Luego, a solas en su casa, se reprocharía mil veces su pobre vestimenta, y su escasa desenvoltura frente a la situación.

Jacinto se enamoró perdidamente de la joven, pasaba y pasaba, con cualquier pretexto frente a la finca de los Palet, y a veces la veía de lejos, desde la calle.

Más intimidado aún se sintió una vez que vio a Maximiliano en su auto pasear con su hermana y un grupo de jóvenes elegantes que visitaban la familia de Sofía. Él caminaba por la calle Moyano y ellos pasaron.

El joven creyó que Sofía lo miraba.

La única familia que visitaba a los Palet eran los Beauret, nietos de franceses que tenían una finca y una pequeña bodeguita.

Cinco hermanos salvajes que se divertían haciendo travesuras y correrías que algún problema ya les había acarreado.

«Los franceses», como se los conocía en el pueblo, eran gente de cierta posición económica cuyos padres los habían enviado a Mendoza a hacer sus estudios secundarios. Pero, todos a su turno habían vuelto a la Colonia Francesa, pues, jóvenes de naturaleza algo ruda, disfrutaban de la vida de campo.

Por las noches, cuando se reunían en el bar de Enrique Albacete gustaban de hacer bromas a expensas del bueno de Jacinto.
Pío, el menor de los hermanos, detectó el interés de éste por Sofía y un día le dijo:
-Vos sabés que yo soy amigo de Maximiliano, y a veces voy a la casa de los porteños, me parece que una que yo sé siempre pregunta por vos…

Jacinto, que no podía disimular su entusiasmo, sintiendo que se sonrojaba le dijo:
-¿Estás seguro?, pero decime, ¿no me estás cargando?
-¡No sea güebón mi amigo!, Pío Beauret nunca lo va a joder con eso. Escuchame, charlemos mejor el viernes en la noche que te voy a contar algo que te puede interesar…

Jacinto el viernes al anochecer ya estaba en lo de Albacete. Al llegar Pío, se acercó apenas lo vio.
¿Y, qué era lo que me tenías que contar?
Pío, lo miró sin recordar mientras se rascaba la nuca.
-¡Ah sí, ahora me acuerdo!, mirá me dijeron que si uno va un martes a la medianoche al «Samiauta»…

Al otro día, sábado por la mañana, bien temprano, Antonio Rei, desde su finca cercana al río, vio pasar a los hermanos Beauret con un carro y dos mulas de trote, y lo saludaron a los gritos.
«Estos locos se van a los quirquinchos», pensó. Pero no entendió para qué llevaban un rollo de manguera gruesa de la bodega.

CAPÍTULO III

Una noche oscura, casi sin luna, siete días después de la primera reunión en el «Samiauta», nuevamente los cuatro hombres se hallaban en el mismo lugar.

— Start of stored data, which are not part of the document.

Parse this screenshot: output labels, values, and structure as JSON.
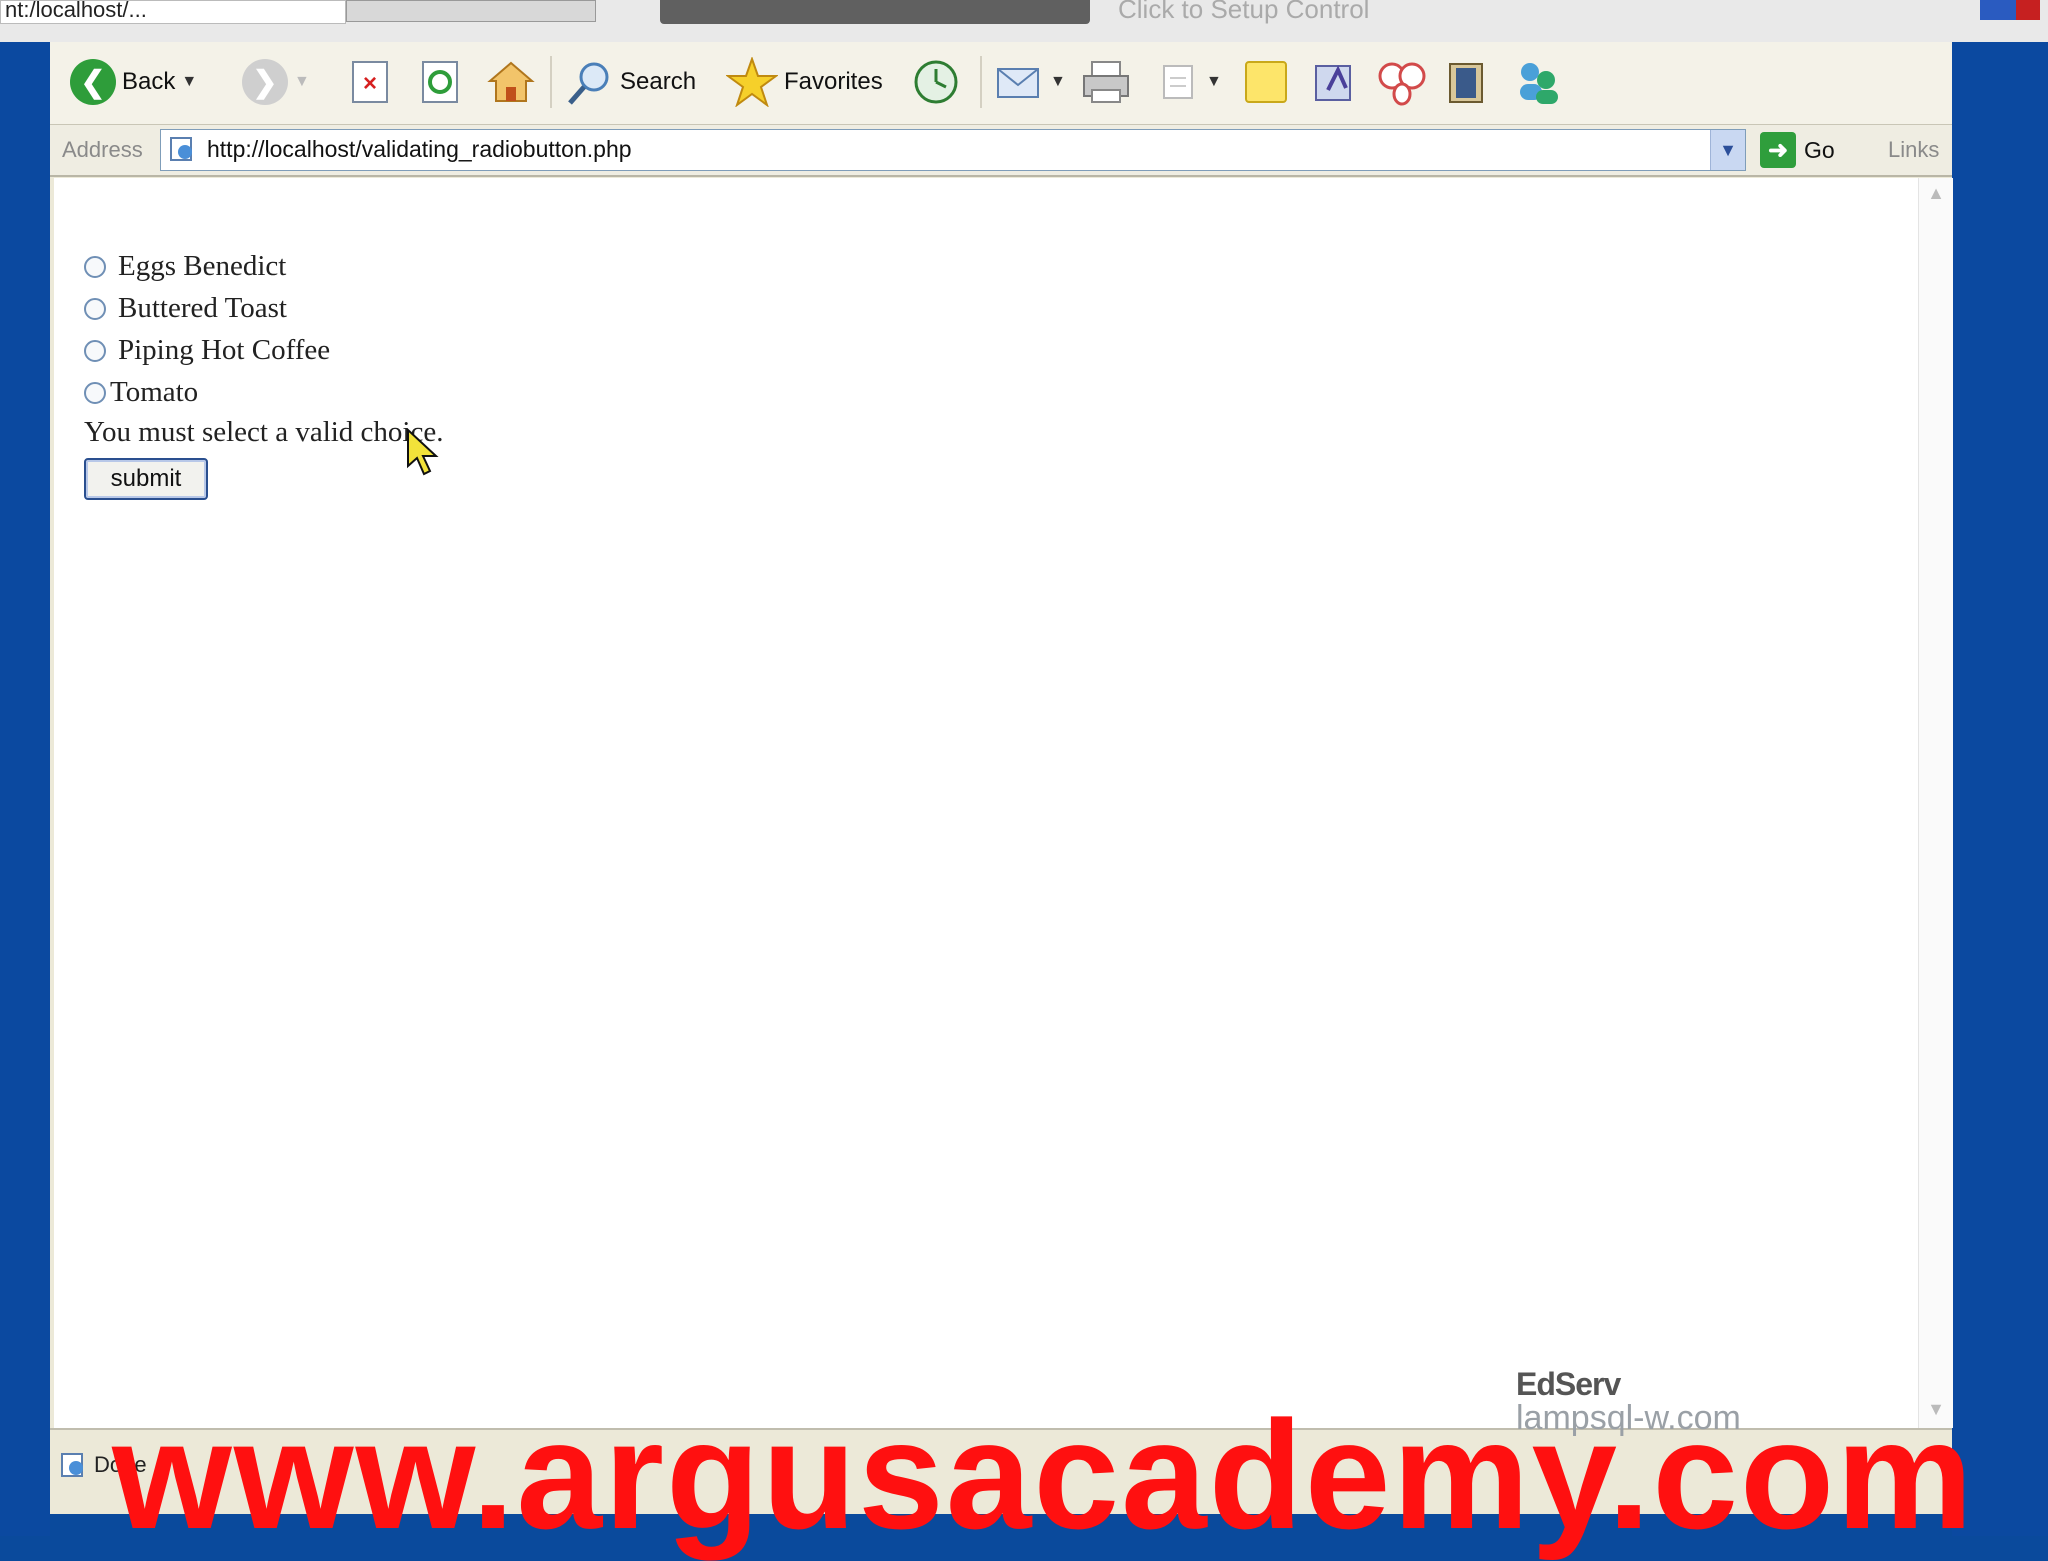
{
  "top_strip": {
    "url_fragment": "nt:/localhost/...",
    "hint": "Click to Setup Control"
  },
  "toolbar": {
    "back_label": "Back",
    "search_label": "Search",
    "favorites_label": "Favorites"
  },
  "address": {
    "label": "Address",
    "url": "http://localhost/validating_radiobutton.php",
    "go_label": "Go",
    "links_label": "Links"
  },
  "form": {
    "options": [
      "Eggs Benedict",
      "Buttered Toast",
      "Piping Hot Coffee",
      "Tomato"
    ],
    "error_message": "You must select a valid choice.",
    "submit_label": "submit"
  },
  "status": {
    "text": "Done"
  },
  "logo": {
    "brand": "EdServ",
    "site": "lampsql-w.com"
  },
  "watermark": "www.argusacademy.com",
  "colors": {
    "watermark": "#ff1010",
    "frame": "#0b49a0",
    "content_bg": "#ffffff"
  }
}
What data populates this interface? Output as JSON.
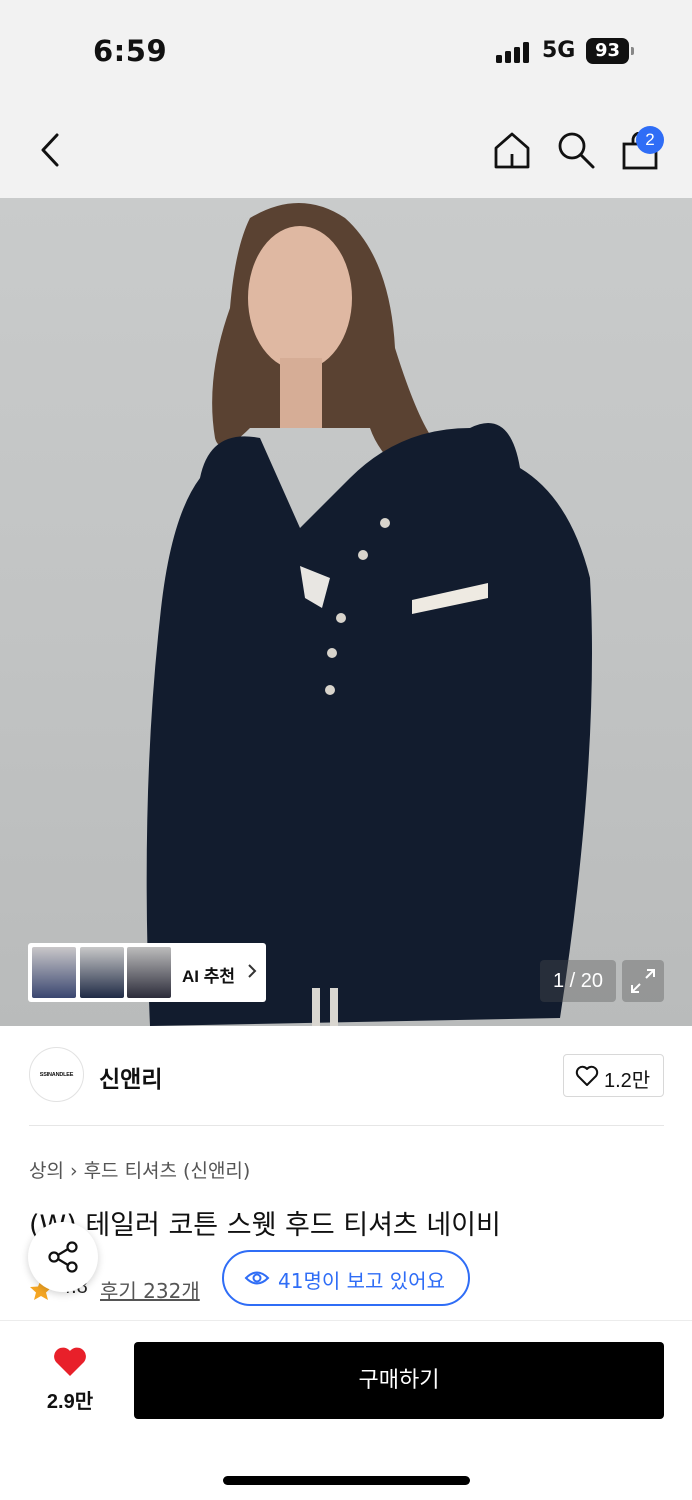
{
  "status_bar": {
    "time": "6:59",
    "network": "5G",
    "battery": "93"
  },
  "nav": {
    "icons": [
      "back-icon",
      "home-icon",
      "search-icon",
      "shopping-bag-icon"
    ],
    "cart_count": "2"
  },
  "gallery": {
    "ai_recommend_label": "AI 추천",
    "counter": "1 / 20",
    "current_index": 1,
    "total": 20
  },
  "brand": {
    "logo_text": "SSINANDLEE",
    "name": "신앤리",
    "likes": "1.2만"
  },
  "product": {
    "breadcrumb": [
      "상의",
      "후드 티셔츠 (신앤리)"
    ],
    "title": "(W) 테일러 코튼 스웻 후드 티셔츠 네이비",
    "rating": "4.8",
    "reviews": "후기 232개",
    "viewing_now": "41명이 보고 있어요"
  },
  "bottom_bar": {
    "favorite_count": "2.9만",
    "buy_label": "구매하기"
  },
  "colors": {
    "accent_blue": "#2f6df6",
    "heart_red": "#e8202a",
    "star_orange": "#f5a623",
    "buy_button": "#000000"
  }
}
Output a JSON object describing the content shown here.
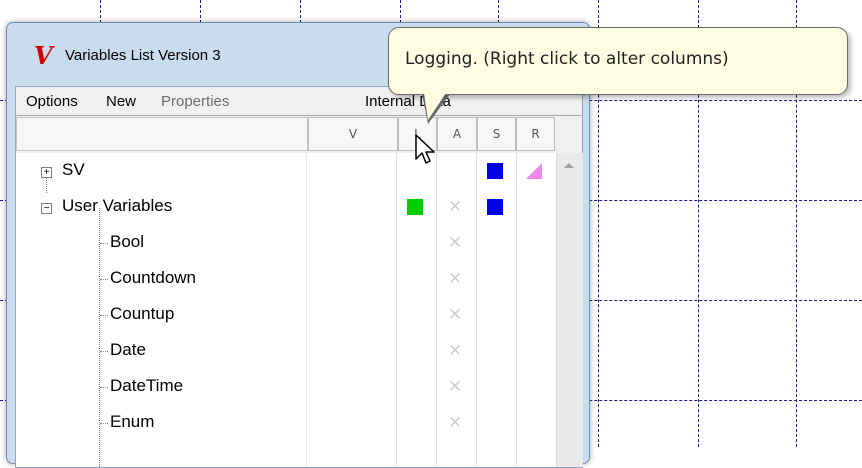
{
  "window": {
    "icon": "v-logo-icon",
    "title": "Variables List Version 3"
  },
  "menu": {
    "items": [
      {
        "label": "Options",
        "enabled": true
      },
      {
        "label": "New",
        "enabled": true
      },
      {
        "label": "Properties",
        "enabled": false
      },
      {
        "label": "Internal Data",
        "enabled": true
      }
    ]
  },
  "columns": [
    "V",
    "L",
    "A",
    "S",
    "R"
  ],
  "tooltip": {
    "text": "Logging. (Right click to alter columns)"
  },
  "tree": {
    "nodes": [
      {
        "label": "SV",
        "level": 0,
        "expander": "+",
        "L": "",
        "A": "",
        "S": "blue",
        "R": "pink-triangle"
      },
      {
        "label": "User Variables",
        "level": 0,
        "expander": "-",
        "L": "green",
        "A": "x",
        "S": "blue",
        "R": ""
      },
      {
        "label": "Bool",
        "level": 1,
        "A": "x"
      },
      {
        "label": "Countdown",
        "level": 1,
        "A": "x"
      },
      {
        "label": "Countup",
        "level": 1,
        "A": "x"
      },
      {
        "label": "Date",
        "level": 1,
        "A": "x"
      },
      {
        "label": "DateTime",
        "level": 1,
        "A": "x"
      },
      {
        "label": "Enum",
        "level": 1,
        "A": "x"
      }
    ]
  },
  "colors": {
    "green": "#00cc00",
    "blue": "#0000ee",
    "pink": "#ee88ee",
    "grid": "#1a1a8c",
    "tooltip_bg": "#fdfde2"
  }
}
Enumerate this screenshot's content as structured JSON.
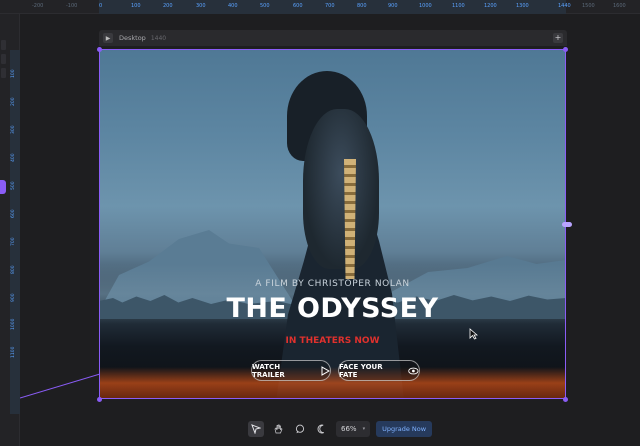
{
  "ruler": {
    "top_ticks": [
      "-200",
      "-100",
      "0",
      "100",
      "200",
      "300",
      "400",
      "500",
      "600",
      "700",
      "800",
      "900",
      "1000",
      "1100",
      "1200",
      "1300",
      "1440",
      "1500",
      "1600"
    ],
    "left_ticks": [
      "0",
      "100",
      "200",
      "300",
      "400",
      "500",
      "600",
      "700",
      "800",
      "900",
      "1000",
      "1100",
      "1200",
      "1300"
    ]
  },
  "frame": {
    "name": "Desktop",
    "width_label": "1440"
  },
  "hero": {
    "subtitle": "A FILM BY CHRISTOPER NOLAN",
    "title": "THE ODYSSEY",
    "release_note": "IN THEATERS NOW",
    "trailer_button": "WATCH TRAILER",
    "fate_button": "FACE YOUR FATE"
  },
  "toolbar": {
    "zoom_value": "66%",
    "upgrade_label": "Upgrade Now",
    "tools": [
      "cursor-tool-icon",
      "hand-tool-icon",
      "comment-icon",
      "moon-icon"
    ]
  },
  "colors": {
    "accent": "#8a5cf6",
    "release_red": "#e0312d",
    "upgrade_blue": "#7fb1ff"
  }
}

Lo único claro y brillante eran las estrellas que adornaban la hermosa noche de invierno.

Los hermanos Pío, Antonio y Eliseo; y Jacinto Almeida se miraban atentos e inquietos.

Pío observando a lo lejos, como si hablara solo, elevó su grave vozarrón, y gritando dijo:
-Señor, hemos vuelto aquí porque vimos tu señal hace siete días, y te pedimos que nuestro amigo Jacinto conquiste el amor de Sofía.

Solo se escuchaba la helada brisa de invierno, y un olor a azufre invadió el lugar. Nuevamente las cuerdas de fuego se oyeron lejanas.
«La mujer te quiere Jacinto, la mujer te quiere. Es la única que en el mundo hay para ti…No temas, dile tu amor y serás correspondido…»

Jacinto se estremeció. ¡El mismo diablo le hablaba!; su voz surgía entre ellos, como si estuviera allí sentado compartiendo la reunión.

Su amigo Pio Beauret había tenido razón.

Las sombras de la noche helada y el diablo entre los médanos ayudaban a Jacinto Almeida.

A pesar del miedo que le atenazaba los músculos el joven era feliz esa noche.

Tremendamente feliz.

Sofía, la hermosa Sofía sería suya. Solo debía declararse, y entonces no sólo sería dueño de la mujer soñada; sino que además sería rico.

Don Jacinto, «El señor Almeida».

Basta de remiendos, basta de abrir surcos en las siestas ardientes de verano, de podar con los dedos duros de frío.
Basta.

El resto de la noche transcurrió como en un sueño. No supo en que momento se hallaba en su casa de adobes, solo recordaba la sonrisa de los hermanos, y a Pío diciéndole:
-Ahora que va a tener ochenta hectáreas no se me agrande mi amigo, seguro que el Maximiliano te pide que te hagas cargo de la finca ¿Qué te parece si para festejar, el sábado te carneás un lechoncito y nos invitás, al fin y al cabo, para algo somos amigos, y esto hay que festejarlo ché.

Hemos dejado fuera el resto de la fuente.